GRAND RAPIDS, Mich. -- Spartan Stores here said it would support expansion efforts by its distribution customers in eastern Michigan, but seemed to indicate it was not interested in acquiring the Farmer Jack banner, which A&P said last week it would seek to sell.
"We see, in the near term, an opportunity for us to garner additional distribution sales through our retailers, primarily on the east side of the state, where there seems to be some activity," said Craig Sturken, chairman, president and chief executive officer, in a conference call with analysts discussing the company's fiscal year-end results. "We are working with our retailers, and we are ready, willing, and able to support them in their growth."
Sturken said Spartan expects to grow its own retail business by two to four stores per year to fill in existing operating areas. He said it could be open to acquiring "a smaller business that might be within the trade area that we operate."
He made his comments before A&P confirmed it would seek to sell the Farmer Jack chain, but after widespread speculation that the banner would be divested.
In other news from the call, Sturken said Spartan continued to expand its private label in the fourth quarter. The company said it began converting to the Top Care line of private label health and beauty care products at its Pharm discount drug store banner. It also began to replace its Home Harvest private-label grocery line with the Value Time brand. Both Value Time and Top Care are private labels offered by Topco Associates, Skokie, Ill.
During the year, private-label penetration increased by about 5% inclusive of both retail and wholesale sales, the company said.

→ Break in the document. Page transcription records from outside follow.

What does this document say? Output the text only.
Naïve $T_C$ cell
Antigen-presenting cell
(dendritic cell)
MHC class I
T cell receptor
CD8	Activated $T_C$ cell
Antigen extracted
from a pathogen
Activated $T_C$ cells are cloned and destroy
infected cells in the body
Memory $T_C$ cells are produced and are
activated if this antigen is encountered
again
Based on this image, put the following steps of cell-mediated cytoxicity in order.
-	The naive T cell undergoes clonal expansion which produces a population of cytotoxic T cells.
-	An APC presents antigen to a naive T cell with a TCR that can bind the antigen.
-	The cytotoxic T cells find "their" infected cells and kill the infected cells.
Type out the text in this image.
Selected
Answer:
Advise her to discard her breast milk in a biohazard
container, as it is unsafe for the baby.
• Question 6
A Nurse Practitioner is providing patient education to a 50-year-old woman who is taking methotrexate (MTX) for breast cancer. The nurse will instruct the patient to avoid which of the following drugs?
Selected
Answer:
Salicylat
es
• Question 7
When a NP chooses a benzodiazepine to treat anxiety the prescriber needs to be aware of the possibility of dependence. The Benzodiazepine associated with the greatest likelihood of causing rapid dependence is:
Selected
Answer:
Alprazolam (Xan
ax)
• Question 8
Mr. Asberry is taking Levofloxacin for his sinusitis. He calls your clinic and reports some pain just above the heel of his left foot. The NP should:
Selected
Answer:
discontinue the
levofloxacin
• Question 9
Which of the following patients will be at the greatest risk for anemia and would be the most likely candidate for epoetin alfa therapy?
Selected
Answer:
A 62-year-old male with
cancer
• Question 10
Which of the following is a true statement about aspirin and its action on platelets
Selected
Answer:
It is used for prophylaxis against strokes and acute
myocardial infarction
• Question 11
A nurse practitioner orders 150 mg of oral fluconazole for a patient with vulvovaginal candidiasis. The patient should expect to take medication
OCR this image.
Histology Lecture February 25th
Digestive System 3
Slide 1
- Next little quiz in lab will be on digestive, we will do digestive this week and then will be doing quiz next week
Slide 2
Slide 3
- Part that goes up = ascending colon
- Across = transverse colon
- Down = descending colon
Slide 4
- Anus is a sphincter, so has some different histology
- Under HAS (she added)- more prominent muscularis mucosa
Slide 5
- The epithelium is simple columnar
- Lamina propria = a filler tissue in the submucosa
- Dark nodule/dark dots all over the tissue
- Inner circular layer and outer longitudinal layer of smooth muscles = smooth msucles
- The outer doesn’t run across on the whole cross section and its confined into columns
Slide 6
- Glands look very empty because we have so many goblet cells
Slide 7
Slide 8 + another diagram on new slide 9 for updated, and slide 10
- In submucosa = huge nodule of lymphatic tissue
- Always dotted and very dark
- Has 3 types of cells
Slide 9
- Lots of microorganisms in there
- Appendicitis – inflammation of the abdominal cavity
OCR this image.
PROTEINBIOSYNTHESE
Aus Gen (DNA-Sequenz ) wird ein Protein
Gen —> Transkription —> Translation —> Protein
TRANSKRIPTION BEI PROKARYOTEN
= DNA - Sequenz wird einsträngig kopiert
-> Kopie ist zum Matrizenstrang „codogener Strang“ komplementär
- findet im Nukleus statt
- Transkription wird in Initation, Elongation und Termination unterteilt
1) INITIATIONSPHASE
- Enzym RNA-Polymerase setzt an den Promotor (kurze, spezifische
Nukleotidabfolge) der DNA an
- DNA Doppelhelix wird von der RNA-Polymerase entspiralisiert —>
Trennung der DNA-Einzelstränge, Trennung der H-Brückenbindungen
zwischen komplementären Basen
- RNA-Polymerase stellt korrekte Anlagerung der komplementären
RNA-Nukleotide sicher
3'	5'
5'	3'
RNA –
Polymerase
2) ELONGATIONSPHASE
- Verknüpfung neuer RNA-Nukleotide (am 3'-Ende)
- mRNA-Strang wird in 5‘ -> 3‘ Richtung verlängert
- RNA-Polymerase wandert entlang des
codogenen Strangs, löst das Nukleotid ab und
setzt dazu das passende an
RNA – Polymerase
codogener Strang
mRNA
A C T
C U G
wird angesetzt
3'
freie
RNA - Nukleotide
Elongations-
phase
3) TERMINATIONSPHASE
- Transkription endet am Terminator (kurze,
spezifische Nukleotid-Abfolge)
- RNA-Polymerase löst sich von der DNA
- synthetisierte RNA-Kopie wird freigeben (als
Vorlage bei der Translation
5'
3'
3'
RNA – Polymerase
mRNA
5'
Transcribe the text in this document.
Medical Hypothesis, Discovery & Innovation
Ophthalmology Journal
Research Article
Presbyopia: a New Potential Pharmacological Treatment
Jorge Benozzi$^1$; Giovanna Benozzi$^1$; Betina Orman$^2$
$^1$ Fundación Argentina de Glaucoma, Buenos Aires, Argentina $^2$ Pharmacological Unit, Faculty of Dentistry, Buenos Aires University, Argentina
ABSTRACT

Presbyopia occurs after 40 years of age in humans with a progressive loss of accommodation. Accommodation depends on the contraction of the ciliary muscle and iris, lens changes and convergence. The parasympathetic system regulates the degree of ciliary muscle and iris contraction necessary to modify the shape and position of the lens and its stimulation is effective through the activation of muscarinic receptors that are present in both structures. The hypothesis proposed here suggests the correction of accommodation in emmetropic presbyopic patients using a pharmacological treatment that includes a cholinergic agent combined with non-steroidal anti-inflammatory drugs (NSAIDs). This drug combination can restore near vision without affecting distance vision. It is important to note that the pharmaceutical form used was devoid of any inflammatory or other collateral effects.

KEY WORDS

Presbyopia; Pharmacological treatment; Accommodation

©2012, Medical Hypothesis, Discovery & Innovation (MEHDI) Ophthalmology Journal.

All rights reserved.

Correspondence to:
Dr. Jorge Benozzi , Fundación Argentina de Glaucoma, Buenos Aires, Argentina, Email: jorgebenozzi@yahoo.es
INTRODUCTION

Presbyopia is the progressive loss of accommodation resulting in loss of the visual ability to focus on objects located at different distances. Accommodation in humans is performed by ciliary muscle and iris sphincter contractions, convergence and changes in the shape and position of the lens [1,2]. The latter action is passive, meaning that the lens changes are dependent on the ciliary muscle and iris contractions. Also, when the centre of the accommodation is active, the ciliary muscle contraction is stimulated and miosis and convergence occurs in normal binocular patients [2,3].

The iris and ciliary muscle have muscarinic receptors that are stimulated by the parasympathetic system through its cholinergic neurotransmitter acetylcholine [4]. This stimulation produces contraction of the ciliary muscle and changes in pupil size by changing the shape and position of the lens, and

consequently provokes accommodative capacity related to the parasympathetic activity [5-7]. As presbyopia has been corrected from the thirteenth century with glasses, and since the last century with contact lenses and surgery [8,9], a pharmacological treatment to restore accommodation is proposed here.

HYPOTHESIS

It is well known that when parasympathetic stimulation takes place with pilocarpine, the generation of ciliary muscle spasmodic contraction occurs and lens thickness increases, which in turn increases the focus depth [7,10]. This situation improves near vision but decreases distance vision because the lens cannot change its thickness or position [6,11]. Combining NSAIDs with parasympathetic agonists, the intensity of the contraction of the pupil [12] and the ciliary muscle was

"Our private-label program continues to have promising growth areas, including organic and natural food categories and the introduction of new brands," Sturken said. "These strategic initiatives will significantly expand the breadth of our private-label offerings by providing more products at more competitive price points."
Spartan said its results for the 12-week fourth quarter ended March 26 were among the best the company has reported in recent years, boosted by the early Easter this year, greater efficiencies in retail operations, and other factors.
Net income for the quarter more than tripled, to $5.8 million, compared with net income of $1.7 million in the year-ago quarter, on a slight increase in sales, to $457.6 million, compared with $456.9 million in last year's fourth quarter.
The net income comparison was impacted by a charge of $3.7 million in the year-ago fourth quarter for the implementation of a retail inventory and margin management system. Excluding the charge, fourth-quarter gross margins still improved by 40 basis points, the company said.
Comparable-store sales at the company's 58-store supermarket division were up 3.7%. Overall comp-store sales, including sales at the Pharm banner, were up 2.3%. The company said fuel sales and a change in its bottle-deposit accounting boosted comps by about 1.2%, while the early Easter boosted comp results by about 1.6%.
Fourth-quarter operating earnings in the retail segment increased to $1.4 million, up from a loss of $5.7 million in the fourth quarter of a year ago. The improved performance resulted, in part, from better gross margins due to increased shrink controls and lower product costs through the implementation of category management.
On the distribution side, fourth-quarter sales were flat at about $258.8 million, while operating earnings increased to $6.5 million, from $5.8 million in the year-ago fourth quarter.
For the year, Spartan reported overall net income of $18.8 million, vs. a loss of $6.7 million in the preceding year. Operating earnings were $37.5 million, nearly three times the prior-year level of $12.6 million.
Sales for the year were down 0.6%, to $2.04 billion, reflecting lower sales in the Pharm division and in distribution. The most recent year did not include sales from a former single-store joint venture, which contributed $4.3 million in sales in the year-ago fourth quarter alone.
The early Easter in fiscal 2005 added about $3 million each to the company's retail and distribution divisions, the company said. The results for the first quarter of fiscal 2006, which did not contain the pre-Easter spending, are expected to be off by a similar amount, the company said.